Мрачный незнакомец улыбнулся, кидая кости в стакан.
— Можете и еще выиграть, — сказал он.
IV.
Трактирщик и служанка провели затем кошмарные полчаса. Впоследствии оба перед лицом инквизиции описали подробности этой необыкновенной игры в кости, и оба слово в слово рассказали одно и то же.
Мрачный игрок оставался неизменным во все время игры. Лицо же Бартоломео то старело вдруг, покрываясь морщинами, то молодело. Лицо и осанка художника менялись ежеминутно. Мигуэль и Клара точно бредили наяву.
Бартоломео дрожал от азарта. Его захватили процесс игры и калейдоскопическая смена ощущений в зависимости от перемены возраста.
— Мне жизнь нужна, сколько угодно жизни, — лепетал дрожащим голосом художник, и алчность горела в его глазах — алчность ростовщика, пересыпающего руками червонцы...

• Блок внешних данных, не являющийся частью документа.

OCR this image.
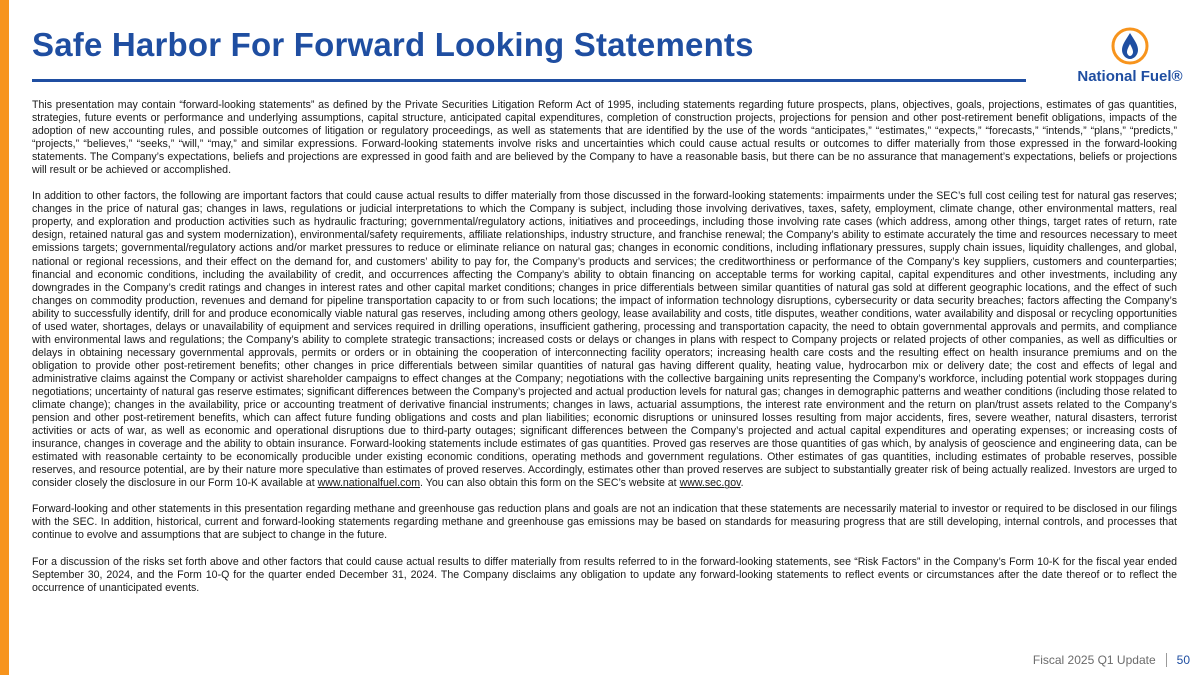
Safe Harbor For Forward Looking Statements
National Fuel®

This presentation may contain “forward-looking statements” as defined by the Private Securities Litigation Reform Act of 1995, including statements regarding future prospects, plans, objectives, goals, projections, estimates of gas quantities, strategies, future events or performance and underlying assumptions, capital structure, anticipated capital expenditures, completion of construction projects, projections for pension and other post-retirement benefit obligations, impacts of the adoption of new accounting rules, and possible outcomes of litigation or regulatory proceedings, as well as statements that are identified by the use of the words “anticipates,” “estimates,” “expects,” “forecasts,” “intends,” “plans,” “predicts,” “projects,” “believes,” “seeks,” “will,” “may,” and similar expressions. Forward-looking statements involve risks and uncertainties which could cause actual results or outcomes to differ materially from those expressed in the forward-looking statements. The Company’s expectations, beliefs and projections are expressed in good faith and are believed by the Company to have a reasonable basis, but there can be no assurance that management’s expectations, beliefs or projections will result or be achieved or accomplished.

In addition to other factors, the following are important factors that could cause actual results to differ materially from those discussed in the forward-looking statements: impairments under the SEC’s full cost ceiling test for natural gas reserves; changes in the price of natural gas; changes in laws, regulations or judicial interpretations to which the Company is subject, including those involving derivatives, taxes, safety, employment, climate change, other environmental matters, real property, and exploration and production activities such as hydraulic fracturing; governmental/regulatory actions, initiatives and proceedings, including those involving rate cases (which address, among other things, target rates of return, rate design, retained natural gas and system modernization), environmental/safety requirements, affiliate relationships, industry structure, and franchise renewal; the Company’s ability to estimate accurately the time and resources necessary to meet emissions targets; governmental/regulatory actions and/or market pressures to reduce or eliminate reliance on natural gas; changes in economic conditions, including inflationary pressures, supply chain issues, liquidity challenges, and global, national or regional recessions, and their effect on the demand for, and customers’ ability to pay for, the Company’s products and services; the creditworthiness or performance of the Company’s key suppliers, customers and counterparties; financial and economic conditions, including the availability of credit, and occurrences affecting the Company’s ability to obtain financing on acceptable terms for working capital, capital expenditures and other investments, including any downgrades in the Company’s credit ratings and changes in interest rates and other capital market conditions; changes in price differentials between similar quantities of natural gas sold at different geographic locations, and the effect of such changes on commodity production, revenues and demand for pipeline transportation capacity to or from such locations; the impact of information technology disruptions, cybersecurity or data security breaches; factors affecting the Company’s ability to successfully identify, drill for and produce economically viable natural gas reserves, including among others geology, lease availability and costs, title disputes, weather conditions, water availability and disposal or recycling opportunities of used water, shortages, delays or unavailability of equipment and services required in drilling operations, insufficient gathering, processing and transportation capacity, the need to obtain governmental approvals and permits, and compliance with environmental laws and regulations; the Company’s ability to complete strategic transactions; increased costs or delays or changes in plans with respect to Company projects or related projects of other companies, as well as difficulties or delays in obtaining necessary governmental approvals, permits or orders or in obtaining the cooperation of interconnecting facility operators; increasing health care costs and the resulting effect on health insurance premiums and on the obligation to provide other post-retirement benefits; other changes in price differentials between similar quantities of natural gas having different quality, heating value, hydrocarbon mix or delivery date; the cost and effects of legal and administrative claims against the Company or activist shareholder campaigns to effect changes at the Company; negotiations with the collective bargaining units representing the Company’s workforce, including potential work stoppages during negotiations; uncertainty of natural gas reserve estimates; significant differences between the Company’s projected and actual production levels for natural gas; changes in demographic patterns and weather conditions (including those related to climate change); changes in the availability, price or accounting treatment of derivative financial instruments; changes in laws, actuarial assumptions, the interest rate environment and the return on plan/trust assets related to the Company’s pension and other post-retirement benefits, which can affect future funding obligations and costs and plan liabilities; economic disruptions or uninsured losses resulting from major accidents, fires, severe weather, natural disasters, terrorist activities or acts of war, as well as economic and operational disruptions due to third-party outages; significant differences between the Company’s projected and actual capital expenditures and operating expenses; or increasing costs of insurance, changes in coverage and the ability to obtain insurance. Forward-looking statements include estimates of gas quantities. Proved gas reserves are those quantities of gas which, by analysis of geoscience and engineering data, can be estimated with reasonable certainty to be economically producible under existing economic conditions, operating methods and government regulations. Other estimates of gas quantities, including estimates of probable reserves, possible reserves, and resource potential, are by their nature more speculative than estimates of proved reserves. Accordingly, estimates other than proved reserves are subject to substantially greater risk of being actually realized. Investors are urged to consider closely the disclosure in our Form 10-K available at www.nationalfuel.com. You can also obtain this form on the SEC’s website at www.sec.gov.

Forward-looking and other statements in this presentation regarding methane and greenhouse gas reduction plans and goals are not an indication that these statements are necessarily material to investor or required to be disclosed in our filings with the SEC. In addition, historical, current and forward-looking statements regarding methane and greenhouse gas emissions may be based on standards for measuring progress that are still developing, internal controls, and processes that continue to evolve and assumptions that are subject to change in the future.

For a discussion of the risks set forth above and other factors that could cause actual results to differ materially from results referred to in the forward-looking statements, see “Risk Factors” in the Company’s Form 10-K for the fiscal year ended September 30, 2024, and the Form 10-Q for the quarter ended December 31, 2024. The Company disclaims any obligation to update any forward-looking statements to reflect events or circumstances after the date thereof or to reflect the occurrence of unanticipated events.

Fiscal 2025 Q1 Update 50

Роковое случилось в 12 часов. Часы на церкви св. Иннокентия начали бить полночь. Бартоломео назвал ставку. Партнер его улыбнулся.
— Не зарвитесь, дон Бартоломео, — сказал он. — Крайности опасны.

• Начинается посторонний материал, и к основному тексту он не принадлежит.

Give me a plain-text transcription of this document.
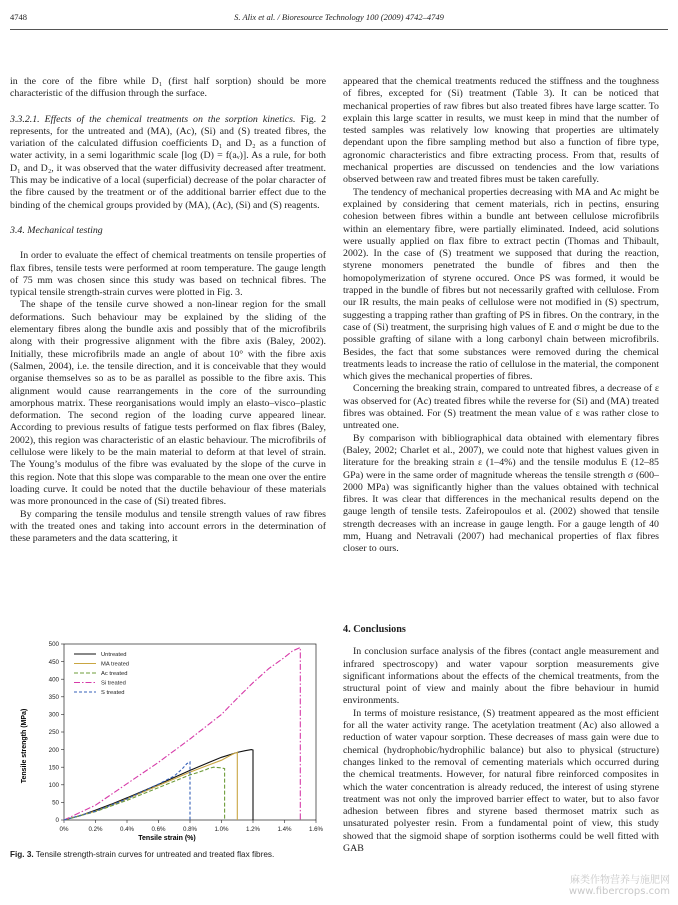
4748	S. Alix et al. / Bioresource Technology 100 (2009) 4742–4749

in the core of the fibre while D₁ (first half sorption) should be more characteristic of the diffusion through the surface.

3.3.2.1. Effects of the chemical treatments on the sorption kinetics. Fig. 2 represents, for the untreated and (MA), (Ac), (Si) and (S) treated fibres, the variation of the calculated diffusion coefficients D₁ and D₂ as a function of water activity, in a semi logarithmic scale [log (D) = f(aᵥ)]. As a rule, for both D₁ and D₂, it was observed that the water diffusivity decreased after treatment. This may be indicative of a local (superficial) decrease of the polar character of the fibre caused by the treatment or of the additional barrier effect due to the binding of the chemical groups provided by (MA), (Ac), (Si) and (S) reagents.

3.4. Mechanical testing

In order to evaluate the effect of chemical treatments on tensile properties of flax fibres, tensile tests were performed at room temperature. The gauge length of 75 mm was chosen since this study was based on technical fibres. The typical tensile strength-strain curves were plotted in Fig. 3.

The shape of the tensile curve showed a non-linear region for the small deformations. Such behaviour may be explained by the sliding of the elementary fibres along the bundle axis and possibly that of the microfibrils along with their progressive alignment with the fibre axis (Baley, 2002). Initially, these microfibrils made an angle of about 10° with the fibre axis (Salmen, 2004), i.e. the tensile direction, and it is conceivable that they would organise themselves so as to be as parallel as possible to the fibre axis. This alignment would cause rearrangements in the core of the surrounding amorphous matrix. These reorganisations would imply an elasto–visco–plastic deformation. The second region of the loading curve appeared linear. According to previous results of fatigue tests performed on flax fibres (Baley, 2002), this region was characteristic of an elastic behaviour. The microfibrils of cellulose were likely to be the main material to deform at that level of strain. The Young’s modulus of the fibre was evaluated by the slope of the curve in this region. Note that this slope was comparable to the mean one over the entire loading curve. It could be noted that the ductile behaviour of these materials was more pronounced in the case of (Si) treated fibres.

By comparing the tensile modulus and tensile strength values of raw fibres with the treated ones and taking into account errors in the determination of these parameters and the data scattering, it

appeared that the chemical treatments reduced the stiffness and the toughness of fibres, excepted for (Si) treatment (Table 3). It can be noticed that mechanical properties of raw fibres but also treated fibres have large scatter. To explain this large scatter in results, we must keep in mind that the number of tested samples was relatively low knowing that properties are ultimately dependant upon the fibre sampling method but also a function of fibre type, agronomic characteristics and fibre extracting process. From that, results of mechanical properties are discussed on tendencies and the low variations observed between raw and treated fibres must be taken carefully.

The tendency of mechanical properties decreasing with MA and Ac might be explained by considering that cement materials, rich in pectins, ensuring cohesion between fibres within a bundle ant between cellulose microfibrils within an elementary fibre, were partially eliminated. Indeed, acid solutions were usually applied on flax fibre to extract pectin (Thomas and Thibault, 2002). In the case of (S) treatment we supposed that during the reaction, styrene monomers penetrated the bundle of fibres and then the homopolymerization of styrene occured. Once PS was formed, it would be trapped in the bundle of fibres but not necessarily grafted with cellulose. From our IR results, the main peaks of cellulose were not modified in (S) spectrum, suggesting a trapping rather than grafting of PS in fibres. On the contrary, in the case of (Si) treatment, the surprising high values of E and σ might be due to the possible grafting of silane with a long carbonyl chain between microfibrils. Besides, the fact that some substances were removed during the chemical treatments leads to increase the ratio of cellulose in the material, the component which gives the mechanical properties of fibres.

Concerning the breaking strain, compared to untreated fibres, a decrease of ε was observed for (Ac) treated fibres while the reverse for (Si) and (MA) treated fibres was obtained. For (S) treatment the mean value of ε was rather close to untreated one.

By comparison with bibliographical data obtained with elementary fibres (Baley, 2002; Charlet et al., 2007), we could note that highest values given in literature for the breaking strain ε (1–4%) and the tensile modulus E (12–85 GPa) were in the same order of magnitude whereas the tensile strength σ (600–2000 MPa) was significantly higher than the values obtained with technical fibres. It was clear that differences in the mechanical results depend on the gauge length of tensile tests. Zafeiropoulos et al. (2002) showed that tensile strength decreases with an increase in gauge length. For a gauge length of 40 mm, Huang and Netravali (2007) had mechanical properties of flax fibres closer to ours.

4. Conclusions

In conclusion surface analysis of the fibres (contact angle measurement and infrared spectroscopy) and water vapour sorption measurements give significant informations about the effects of the chemical treatments, from the structural point of view and mainly about the fibre behaviour in humid environments.

In terms of moisture resistance, (S) treatment appeared as the most efficient for all the water activity range. The acetylation treatment (Ac) also allowed a reduction of water vapour sorption. These decreases of mass gain were due to chemical (hydrophobic/hydrophilic balance) but also to physical (structure) changes linked to the removal of cementing materials which occurred during the chemical treatments. However, for natural fibre reinforced composites in which the water concentration is already reduced, the interest of using styrene treatment was not only the improved barrier effect to water, but to also favor adhesion between fibres and styrene based thermoset matrix such as unsaturated polyester resin. From a fundamental point of view, this study showed that the sigmoid shape of sorption isotherms could be well fitted with GAB

Tensile strength (MPa)
Tensile strain (%)
0%	0.2%	0.4%	0.6%	0.8%	1.0%	1.2%	1.4%	1.6%
0
50
100
150
200
250
300
350
400
450
500
Untreated
MA treated
Ac treated
Si treated
S treated
Fig. 3. Tensile strength-strain curves for untreated and treated flax fibres.
麻类作物营养与施肥网
www.fibercrops.com
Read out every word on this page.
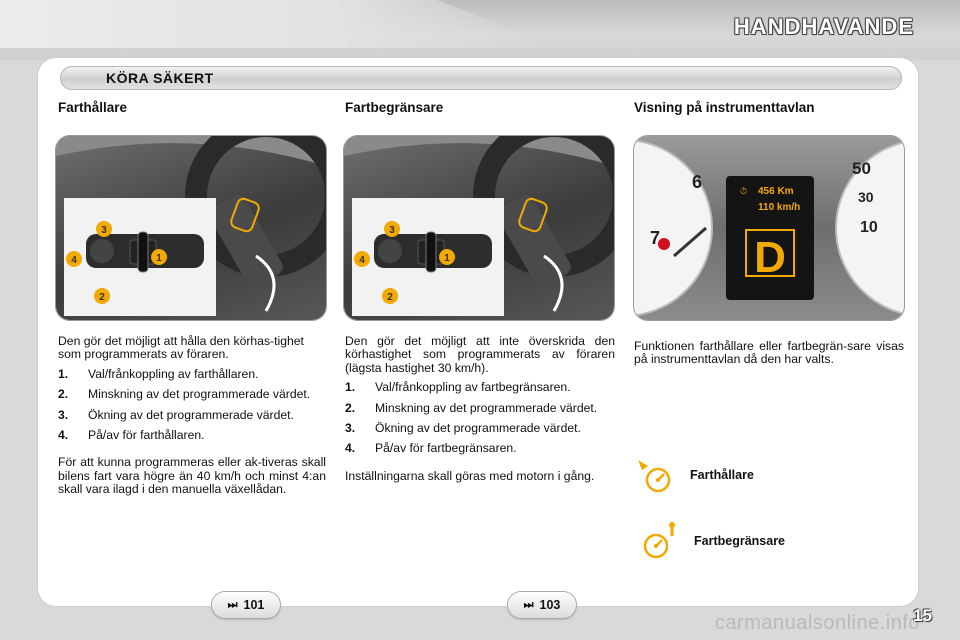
HANDHAVANDE
KÖRA SÄKERT
Farthållare	Fartbegränsare	Visning på instrumenttavlan
3
1
4
2
3
1
4
2
6
7
50
30
10
⏱ 456 Km
110 km/h
D

Den gör det möjligt att hålla den körhas-tighet som programmerats av föraren.

1.	Val/frånkoppling av farthållaren.
2.	Minskning av det programmerade värdet.
3.	Ökning av det programmerade värdet.
4.	På/av för farthållaren.

För att kunna programmeras eller ak-tiveras skall bilens fart vara högre än 40 km/h och minst 4:an skall vara ilagd i den manuella växellådan.

Den gör det möjligt att inte överskrida den körhastighet som programmerats av föraren (lägsta hastighet 30 km/h).

1.	Val/frånkoppling av fartbegränsaren.
2.	Minskning av det programmerade värdet.
3.	Ökning av det programmerade värdet.
4.	På/av för fartbegränsaren.

Inställningarna skall göras med motorn i gång.

Funktionen farthållare eller fartbegrän-sare visas på instrumenttavlan då den har valts.
Farthållare
Fartbegränsare
⏭ 101	⏭ 103
carmanualsonline.info
15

— Одну только игру... только одну игру... — умоляюще пробормотал художник.
С последним ударом колокола на башне кости принесли Бартоломео выигрыш: 12 и 1.
И вдруг то, что было художником Бартоломео Бентона, поникло и грудой тряпок свалилось под стол. Комок одежды, в котором шевелилось и пищало что-то.
Мрачный игрок встал и рассмеялся.
— Ну, с этим мне играть не приходится, — сказал он, собирая кости и бросая на стол золотой. — Получи, хозяин, да постарайся воспитать то, что осталось от дона Бартоломео, в духе меньшей алчности к жизни.
И ушел. Точно растворился во мраке у выхода так же, как и вошел.
Трактирщик, стуча зубами от страха, окинул взглядом опустевший погребок. Комок платья, трепыхавшийся под столом, — вот все, что осталось от двух игроков.
Толстяк позвал Клару, но девушка наотрез отказалась выйти из своего угла.
Чуть дыша, с замирающим сердцем подошел Мигуэль к одежде и приподнял ее...
Новорожденный ребенок выскользнул из оранжевых панталон дона Бартоломео и упал на пол, извиваясь и крича от холода и боли...
*
В толедском музее инквизиции, среди древних пергаментов, есть запись, гласящая:
«16 сентября сожжен во славу Божию нечестивец живописец Бартоломео Бентона, 67 лет, знавшийся с дьяволом и колдовским способом превращенный в новорожденного младенца».